3. III
A PARALLEL
(DEACON BRODIE AND CHARLES
PEACE)
NOT a parallel, but a contrast, since at all points Peace is
Brodie's antithesis. The one is the austerest of Classics,
caring only for the ultimate perfection of his work. The other
is the gayest of Romantics, happiest when by the way he produces
a glittering effect, or dazzles the ear by a vain impertinence.
Now, it is by thievery that Peace reached magnificence. A
natural aptitude drove him from the fiddle to the centre-bit. He
did but rob, because genius followed the impulse. He had studied
the remotest details of his business; he was sternly professional
in the conduct of his life, and, as became an old gaol-bird,
there was no antic of the policeman wherewith he was not
familiar. Moreover, not only had he reduced house-breaking to a
science, but, being ostensibly nothing better than a picture-frame maker, he had invented an incomparable set of tools
wherewith to enter and evade his neighbour's house. Brodie, on
the other
hand, was a thief for distraction. His method was as slovenly as
ignorance could make it. Though by trade a wright, and therefore
a master of all the arts of joinery, he was so deficient in
seriousness that he stole a coulter wherewith to batter the walls
of the Excise Office. While Peace fought the battle in solitude,
Brodie was not only attended by a gang, but listened to the
command of his subordinates, and was never permitted to perform a
more intricate duty than the sounding of the alarm. And yet here
is the ironical contrast. Peace, the professional thief,
despised his brothers, and was never heard to patter a word of
flash. Brodie, the amateur, courted the society of all cross
coves, and would rather express himself in Pedlar's French than
in his choicest Scots. While the Englishman scraped Tate and
Brady from a one-stringed fiddle, the Scot limped a chaunt from
The Beggar's Opera, and thought himself a devil of a
fellow. The one was a man about town masquerading as a thief;
the other the most serious among housebreakers, singing psalms in
all good faith.
But if Peace was incomparably the better craftsman, Brodie
was the prettier gentleman. Peace would not have permitted
Brodie to drive his pony-trap the length of Evelina Road. But
Brodie, in revenge, would have cut Peace had he met him in the
Corn-market. The one was a sombre savage, the other a jovial
comrade, and it was a witty freak of fortune that impelled both
to follow the same
trade. And thus you arrive at another point of difference. The
Englishman had no intelligence of life's amenity. He knew naught
of costume: clothes were the limit of his ambition. Dressed
always for work, he was like the caterpillar which assumes the
green of the leaf, wherein it hides: he wore only such duds as
should attract the smallest notice, and separate him as far as
might be from his business. But the Scot was as fine a dandy as
ever took (haphazard) to the cracking of kens. If his refinement
permitted no excess of splendour, he went ever gloriously and
appropriately apparelled. He was well-mannered, cultured, with
scarce a touch of provincialism to mar his gay demeanour: whereas
Peace knew little enough outside the practice of burglary, and
the proper handling of the revolver.
Our Charles, for example, could neither spell nor write;
he dissembled his low origin with the utmost difficulty, and at
the best was plastered over (when not at work) with the
parochialism of the suburbs. So far the contrast is complete;
and even in their similarities there is an evident difference.
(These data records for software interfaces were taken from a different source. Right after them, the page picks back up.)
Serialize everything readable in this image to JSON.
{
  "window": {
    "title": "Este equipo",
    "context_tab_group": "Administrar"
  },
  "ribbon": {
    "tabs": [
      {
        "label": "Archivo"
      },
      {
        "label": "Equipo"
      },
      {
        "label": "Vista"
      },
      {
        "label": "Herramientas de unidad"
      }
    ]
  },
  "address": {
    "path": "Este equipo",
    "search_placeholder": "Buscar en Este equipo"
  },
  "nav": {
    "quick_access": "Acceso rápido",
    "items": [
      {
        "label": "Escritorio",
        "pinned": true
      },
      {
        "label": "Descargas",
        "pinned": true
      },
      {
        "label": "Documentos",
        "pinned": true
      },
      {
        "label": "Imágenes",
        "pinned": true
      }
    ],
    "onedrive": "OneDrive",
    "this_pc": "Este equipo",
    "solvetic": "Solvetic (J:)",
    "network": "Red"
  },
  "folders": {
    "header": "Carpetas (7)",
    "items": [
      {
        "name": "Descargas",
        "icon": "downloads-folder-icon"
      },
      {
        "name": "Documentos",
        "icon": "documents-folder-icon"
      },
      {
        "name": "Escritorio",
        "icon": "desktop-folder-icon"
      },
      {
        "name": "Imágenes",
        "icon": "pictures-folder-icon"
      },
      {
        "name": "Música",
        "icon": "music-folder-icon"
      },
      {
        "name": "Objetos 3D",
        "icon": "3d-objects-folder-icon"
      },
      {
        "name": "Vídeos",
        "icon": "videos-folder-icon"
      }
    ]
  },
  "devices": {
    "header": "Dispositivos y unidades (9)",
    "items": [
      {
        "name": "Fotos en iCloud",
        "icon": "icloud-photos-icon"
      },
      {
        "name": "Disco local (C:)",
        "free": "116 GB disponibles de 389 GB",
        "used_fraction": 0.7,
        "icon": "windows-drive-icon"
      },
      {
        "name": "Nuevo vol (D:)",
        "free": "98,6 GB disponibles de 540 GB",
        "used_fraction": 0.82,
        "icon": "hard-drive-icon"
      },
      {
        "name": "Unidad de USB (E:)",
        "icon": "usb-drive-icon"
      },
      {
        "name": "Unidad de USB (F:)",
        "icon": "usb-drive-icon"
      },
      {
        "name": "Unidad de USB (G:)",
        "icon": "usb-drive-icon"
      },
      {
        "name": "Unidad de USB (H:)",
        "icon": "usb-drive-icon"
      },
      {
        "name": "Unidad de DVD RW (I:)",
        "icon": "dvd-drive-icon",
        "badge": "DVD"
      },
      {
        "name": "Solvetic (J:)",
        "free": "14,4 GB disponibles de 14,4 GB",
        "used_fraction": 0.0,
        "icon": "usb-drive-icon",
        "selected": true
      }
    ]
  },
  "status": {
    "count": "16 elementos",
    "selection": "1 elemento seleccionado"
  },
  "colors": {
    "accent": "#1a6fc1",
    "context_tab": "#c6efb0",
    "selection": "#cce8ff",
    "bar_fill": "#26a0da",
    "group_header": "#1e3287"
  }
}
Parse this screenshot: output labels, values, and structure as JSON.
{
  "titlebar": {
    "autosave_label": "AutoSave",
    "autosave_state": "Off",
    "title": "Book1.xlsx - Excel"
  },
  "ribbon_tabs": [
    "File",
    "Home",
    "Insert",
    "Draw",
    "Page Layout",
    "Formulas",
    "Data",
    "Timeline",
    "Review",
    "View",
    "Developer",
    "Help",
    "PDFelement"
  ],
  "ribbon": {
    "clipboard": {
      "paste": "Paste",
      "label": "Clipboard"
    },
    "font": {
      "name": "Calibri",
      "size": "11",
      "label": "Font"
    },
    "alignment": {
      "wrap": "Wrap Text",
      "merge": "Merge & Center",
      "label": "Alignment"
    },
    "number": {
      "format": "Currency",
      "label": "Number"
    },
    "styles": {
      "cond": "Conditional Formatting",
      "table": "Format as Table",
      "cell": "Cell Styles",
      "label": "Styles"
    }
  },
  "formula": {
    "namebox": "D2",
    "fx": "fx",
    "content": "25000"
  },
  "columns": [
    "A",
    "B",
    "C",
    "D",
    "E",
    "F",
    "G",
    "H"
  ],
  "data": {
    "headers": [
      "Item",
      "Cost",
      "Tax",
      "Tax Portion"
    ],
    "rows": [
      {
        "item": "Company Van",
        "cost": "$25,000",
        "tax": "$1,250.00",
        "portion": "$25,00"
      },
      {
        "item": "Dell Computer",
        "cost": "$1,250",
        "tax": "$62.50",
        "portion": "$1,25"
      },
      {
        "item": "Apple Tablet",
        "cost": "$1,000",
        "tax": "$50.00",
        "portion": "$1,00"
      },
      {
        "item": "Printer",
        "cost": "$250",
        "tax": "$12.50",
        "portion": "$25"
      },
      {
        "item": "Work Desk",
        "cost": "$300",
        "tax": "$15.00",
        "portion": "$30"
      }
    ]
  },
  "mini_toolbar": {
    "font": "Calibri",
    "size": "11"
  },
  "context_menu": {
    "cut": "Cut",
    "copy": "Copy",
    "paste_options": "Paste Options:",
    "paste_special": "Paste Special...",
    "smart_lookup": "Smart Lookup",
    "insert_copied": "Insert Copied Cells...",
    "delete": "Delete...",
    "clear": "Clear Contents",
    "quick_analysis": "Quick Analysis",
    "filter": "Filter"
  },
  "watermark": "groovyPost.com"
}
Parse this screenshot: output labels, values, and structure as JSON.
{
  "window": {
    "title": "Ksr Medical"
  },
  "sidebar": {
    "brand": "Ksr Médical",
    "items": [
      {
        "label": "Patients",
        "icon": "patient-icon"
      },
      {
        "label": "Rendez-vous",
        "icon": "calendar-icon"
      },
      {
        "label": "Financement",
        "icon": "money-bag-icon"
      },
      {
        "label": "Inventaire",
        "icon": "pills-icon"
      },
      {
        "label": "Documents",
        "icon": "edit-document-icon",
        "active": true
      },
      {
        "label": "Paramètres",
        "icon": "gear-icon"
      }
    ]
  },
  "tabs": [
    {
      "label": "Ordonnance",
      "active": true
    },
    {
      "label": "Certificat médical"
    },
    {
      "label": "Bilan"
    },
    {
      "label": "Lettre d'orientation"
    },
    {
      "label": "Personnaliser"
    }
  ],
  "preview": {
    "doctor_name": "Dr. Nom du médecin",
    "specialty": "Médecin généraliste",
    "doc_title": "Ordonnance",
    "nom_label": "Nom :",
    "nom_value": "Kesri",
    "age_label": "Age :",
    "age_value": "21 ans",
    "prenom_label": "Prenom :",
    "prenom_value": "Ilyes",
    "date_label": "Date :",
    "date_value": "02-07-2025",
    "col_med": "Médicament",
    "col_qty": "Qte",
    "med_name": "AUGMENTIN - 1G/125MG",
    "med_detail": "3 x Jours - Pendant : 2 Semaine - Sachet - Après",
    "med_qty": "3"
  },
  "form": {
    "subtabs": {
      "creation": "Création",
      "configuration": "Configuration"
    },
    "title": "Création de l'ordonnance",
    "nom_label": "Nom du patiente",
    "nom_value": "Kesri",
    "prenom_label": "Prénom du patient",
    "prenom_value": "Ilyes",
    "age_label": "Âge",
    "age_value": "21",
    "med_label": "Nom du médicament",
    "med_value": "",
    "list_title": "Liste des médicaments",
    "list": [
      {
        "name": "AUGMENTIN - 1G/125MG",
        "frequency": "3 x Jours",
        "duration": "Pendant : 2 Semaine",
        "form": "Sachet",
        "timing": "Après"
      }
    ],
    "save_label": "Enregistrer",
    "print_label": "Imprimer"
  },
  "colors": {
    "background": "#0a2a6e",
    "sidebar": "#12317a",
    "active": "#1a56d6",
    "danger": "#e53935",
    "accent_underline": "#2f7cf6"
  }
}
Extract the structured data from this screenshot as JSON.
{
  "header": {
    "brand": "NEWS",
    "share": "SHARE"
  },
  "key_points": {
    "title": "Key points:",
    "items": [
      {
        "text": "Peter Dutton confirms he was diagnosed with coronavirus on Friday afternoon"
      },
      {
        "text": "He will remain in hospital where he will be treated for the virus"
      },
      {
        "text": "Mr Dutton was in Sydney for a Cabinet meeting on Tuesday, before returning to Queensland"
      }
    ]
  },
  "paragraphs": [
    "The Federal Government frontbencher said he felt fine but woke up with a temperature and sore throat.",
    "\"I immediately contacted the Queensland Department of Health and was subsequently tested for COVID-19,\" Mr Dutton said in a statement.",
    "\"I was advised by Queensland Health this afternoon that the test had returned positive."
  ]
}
Each led a double life; but while Brodie was most himself among
his own kind, the real Peace was to be found not fiddle-scraping
in Evelina Road but marking down policemen in the dusky byways of
Blackheath. Brodie's grandeur was natural to him; Peace's
respectability, so far as it transcended the man's origin, was a
cloak of villainy.
Each, again, was an inventor, and while the more
innocent Brodie designed a gallows, the more hardened Peace would
have gained notoriety by the raising of wrecks and the patronage
of Mr. Plimsoll. And since both preserved a certain courage to
the end, since both died on the scaffold as becomes a man, the
contrast is once more characteristic. Brodie's cynicism is a
fine foil to the piety of Peace; and while each end was natural
after its own fashion, there is none who will deny to the Scot
the finer sense of fitness. Nor did any step in their career
explain more clearly the difference in their temperament than
their definitions of the gallows. For Peace it is `a short cut
to Heaven'; for Brodie it is `a leap in the dark.' Again the
Scot has the advantage. Again you reflect that, if Peace is the
most accomplished Classic among the housebreakers, the Deacon is
the merriest companion who ever climbed the gallows by the
shoulders of the incomparable Macheath.